With the sharp run-up in oil prices over the past three years, Alaska became accustomed to benchmarks that would have been unthinkable just a decade ago. But after peaking at $144.59 per barrel in early July, oil prices began falling, then started plunging in October.

Through the first three weeks of December, the delivered price of North Slope oil averaged around $36 a barrel, a price not seen since 2004.

While prices remain well above the infamous $10 oil Alaska faced and survived in 1999, many in the industry say $40 today doesn't buy what it bought just a few years ago.

"The fundamental cost of our business has changed over the past couple of years," Jim Bowles, president of Conoco Phillips Alaska, told members of the Resource Development Council during their annual conference in Anchorage in mid-November.

At the same event, outgoing BP Exploration (Alaska) Inc. president Doug Suttles estimated oil industry costs have increased 15 to 20 percent per year for the past few years.
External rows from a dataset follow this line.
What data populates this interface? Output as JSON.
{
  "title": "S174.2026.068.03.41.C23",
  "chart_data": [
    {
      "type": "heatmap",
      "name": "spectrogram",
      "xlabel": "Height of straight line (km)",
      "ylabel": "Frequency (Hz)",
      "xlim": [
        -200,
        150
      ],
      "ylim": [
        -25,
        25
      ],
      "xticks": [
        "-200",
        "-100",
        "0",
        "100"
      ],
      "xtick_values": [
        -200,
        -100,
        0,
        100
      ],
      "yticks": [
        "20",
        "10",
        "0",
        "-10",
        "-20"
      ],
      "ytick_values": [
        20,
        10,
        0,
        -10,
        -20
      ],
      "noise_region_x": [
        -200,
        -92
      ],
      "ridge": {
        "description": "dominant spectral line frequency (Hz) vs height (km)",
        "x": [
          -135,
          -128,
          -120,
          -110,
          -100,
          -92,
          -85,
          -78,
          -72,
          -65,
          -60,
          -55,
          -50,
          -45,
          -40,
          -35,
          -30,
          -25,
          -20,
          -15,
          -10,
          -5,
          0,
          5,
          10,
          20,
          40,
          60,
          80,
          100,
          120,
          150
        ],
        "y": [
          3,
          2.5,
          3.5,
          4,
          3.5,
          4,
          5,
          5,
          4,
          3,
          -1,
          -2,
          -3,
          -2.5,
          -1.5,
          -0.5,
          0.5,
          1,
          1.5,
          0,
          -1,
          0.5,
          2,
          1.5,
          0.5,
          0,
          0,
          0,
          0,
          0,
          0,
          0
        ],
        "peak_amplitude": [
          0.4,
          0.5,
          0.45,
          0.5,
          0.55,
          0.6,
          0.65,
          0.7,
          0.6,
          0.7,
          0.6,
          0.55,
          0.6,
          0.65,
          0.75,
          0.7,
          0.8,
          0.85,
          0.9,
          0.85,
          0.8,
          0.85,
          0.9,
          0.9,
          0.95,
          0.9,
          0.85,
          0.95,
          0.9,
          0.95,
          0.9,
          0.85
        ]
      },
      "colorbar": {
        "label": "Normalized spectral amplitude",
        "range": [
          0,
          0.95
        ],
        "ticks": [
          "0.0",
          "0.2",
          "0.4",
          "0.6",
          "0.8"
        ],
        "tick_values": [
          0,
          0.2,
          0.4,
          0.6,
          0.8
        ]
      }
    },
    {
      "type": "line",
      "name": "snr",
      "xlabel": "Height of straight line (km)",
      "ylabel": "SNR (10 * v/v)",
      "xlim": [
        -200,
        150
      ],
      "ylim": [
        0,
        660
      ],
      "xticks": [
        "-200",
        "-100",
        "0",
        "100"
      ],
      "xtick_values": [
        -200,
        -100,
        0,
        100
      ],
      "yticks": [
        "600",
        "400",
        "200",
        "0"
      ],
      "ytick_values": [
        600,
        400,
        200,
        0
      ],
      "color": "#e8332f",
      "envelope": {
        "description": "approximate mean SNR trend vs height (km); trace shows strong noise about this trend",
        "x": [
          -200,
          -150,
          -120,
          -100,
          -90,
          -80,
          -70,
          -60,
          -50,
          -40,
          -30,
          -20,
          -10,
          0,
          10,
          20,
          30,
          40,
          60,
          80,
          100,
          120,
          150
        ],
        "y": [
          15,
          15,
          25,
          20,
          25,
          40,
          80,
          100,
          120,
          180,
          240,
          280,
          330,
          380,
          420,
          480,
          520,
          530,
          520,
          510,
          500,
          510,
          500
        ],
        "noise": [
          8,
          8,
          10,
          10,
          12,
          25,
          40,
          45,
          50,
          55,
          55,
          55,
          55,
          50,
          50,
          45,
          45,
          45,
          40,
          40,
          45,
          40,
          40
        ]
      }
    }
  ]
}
Costs associated with new facilities at oil and gas fields have risen 9.2 percent over the past six months, according to the Upstream Capital Costs Index, published twice each year by the affiliated consulting firms IHS and Cambridge Energy Research Associates.
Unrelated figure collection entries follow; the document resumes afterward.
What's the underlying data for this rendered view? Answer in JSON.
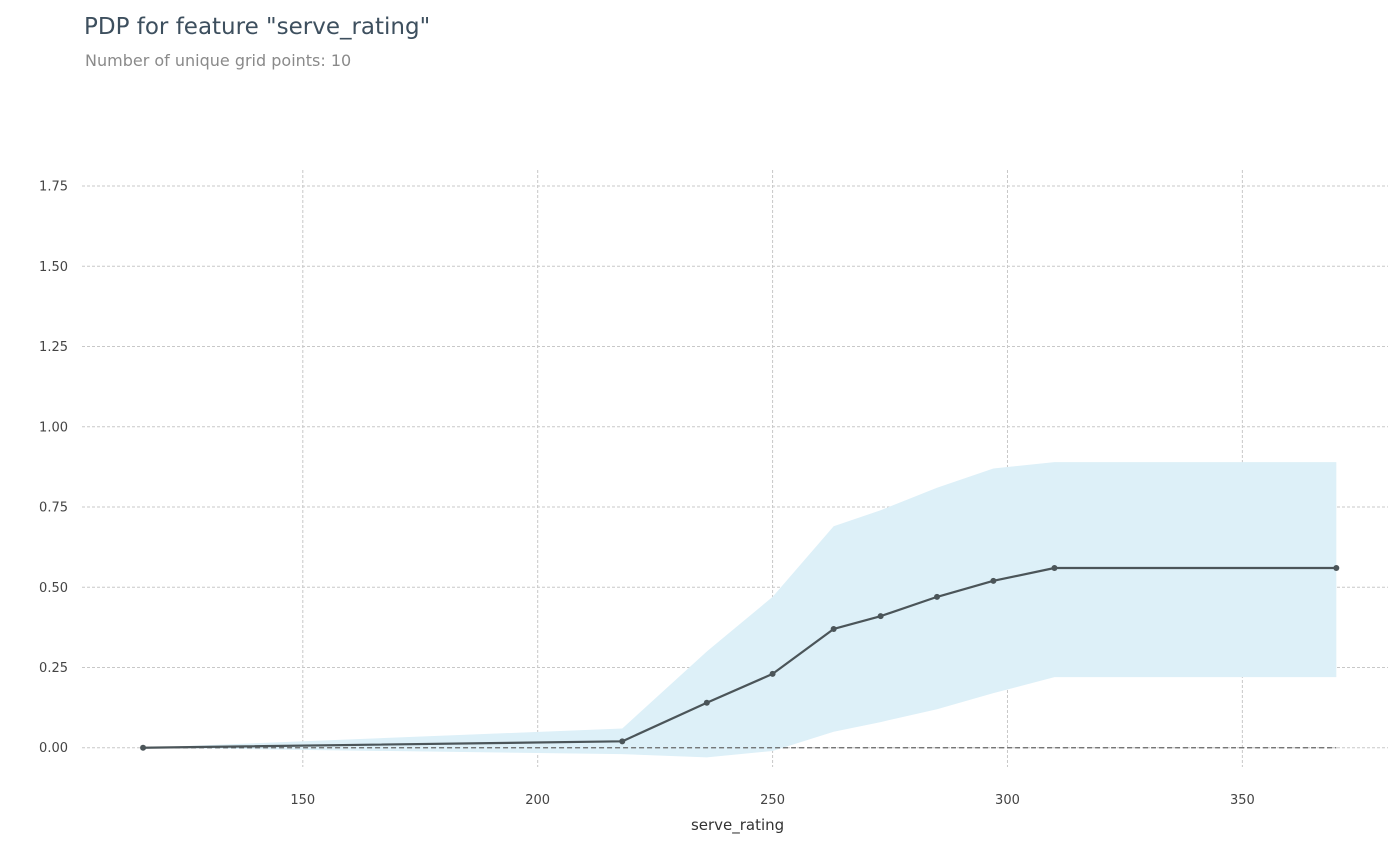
{
  "title": "PDP for feature \"serve_rating\"",
  "subtitle": "Number of unique grid points: 10",
  "chart_data": {
    "type": "line",
    "xlabel": "serve_rating",
    "ylabel": "",
    "xlim": [
      103,
      381
    ],
    "ylim": [
      -0.06,
      1.8
    ],
    "xticks": [
      150,
      200,
      250,
      300,
      350
    ],
    "xtick_labels": [
      "150",
      "200",
      "250",
      "300",
      "350"
    ],
    "yticks": [
      0.0,
      0.25,
      0.5,
      0.75,
      1.0,
      1.25,
      1.5,
      1.75
    ],
    "ytick_labels": [
      "0.00",
      "0.25",
      "0.50",
      "0.75",
      "1.00",
      "1.25",
      "1.50",
      "1.75"
    ],
    "grid": true,
    "series": [
      {
        "x": [
          116,
          218,
          236,
          250,
          263,
          273,
          285,
          297,
          310,
          370
        ],
        "y": [
          0.0,
          0.02,
          0.14,
          0.23,
          0.37,
          0.41,
          0.47,
          0.52,
          0.56,
          0.56
        ],
        "color": "#4b5559"
      }
    ],
    "confidence_band": {
      "x": [
        116,
        218,
        236,
        250,
        263,
        273,
        285,
        297,
        310,
        370
      ],
      "upper": [
        0.0,
        0.06,
        0.3,
        0.47,
        0.69,
        0.74,
        0.81,
        0.87,
        0.89,
        0.89
      ],
      "lower": [
        0.0,
        -0.02,
        -0.03,
        -0.01,
        0.05,
        0.08,
        0.12,
        0.17,
        0.22,
        0.22
      ],
      "color": "#ddf0f8"
    },
    "baseline": {
      "y": 0.0,
      "style": "dashed",
      "color": "#666666"
    }
  }
}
The index shows oil-field costs doubling since 2005 after several years of only slight growth. A piece of equipment costing $100 at the start of the decade now costs $230.

oil prices raised all costs

The cost increases over the past six months can be traced in large part to the rise in oil prices, which increased demand for materials and equipment. As such, the fall in oil prices over September and October has already started to dampen the cost of business.

"Hidden in these substantial increases are the first signs of what may be a change in direction," said Daniel Yergin, CERA chairman and IHS executive vice president. "Moderation in the last two months of the third quarter was a response to the unfolding financial crisis and the spending cutbacks and points to a precursor to a downward turn in the direction of the (Upstream Capital Costs Index)."

Industry costs now affect state revenue in a way they didn't just a few years ago.

For decades, state economists primarily relied on two figures to estimate oil revenue: the projected price of oil and the projected amount of oil that would be produced in Alaska.

But a new production tax law enacted in 2006 and revised last year lets companies use certain capital expenses, like exploration work, to offset the tax.

The state issued $662 million in these tax credits during fiscal year 2008.

busy explorers

Last winter was a banner season for exploration in northern Alaska, with 14 wells and sidetracks started and other significant exploration occurring.

This winter is shaping up to be just as busy, with companies planning to drill 13 to 15 wells, and conduct several major seismic programs.

But sinking oil prices and the global credit crunch threaten to dampen industry interest in high cost environments like the North Slope. So far, that business climate hasn't led to major cutbacks in Alaska, but some companies have spoken about adjusting spending.

The state doesn't expect a slowdown in exploration activity this winter. The most recent projections for this fiscal year show tax credits increasing to $772 million.

For the state budget year that will start July 1, the projections show tax credits falling to $716 million, highlighting an expected slowdown in work, and not a reduction in industry costs, according to Cherie Nienhuis, acting chief economist with the state tax division.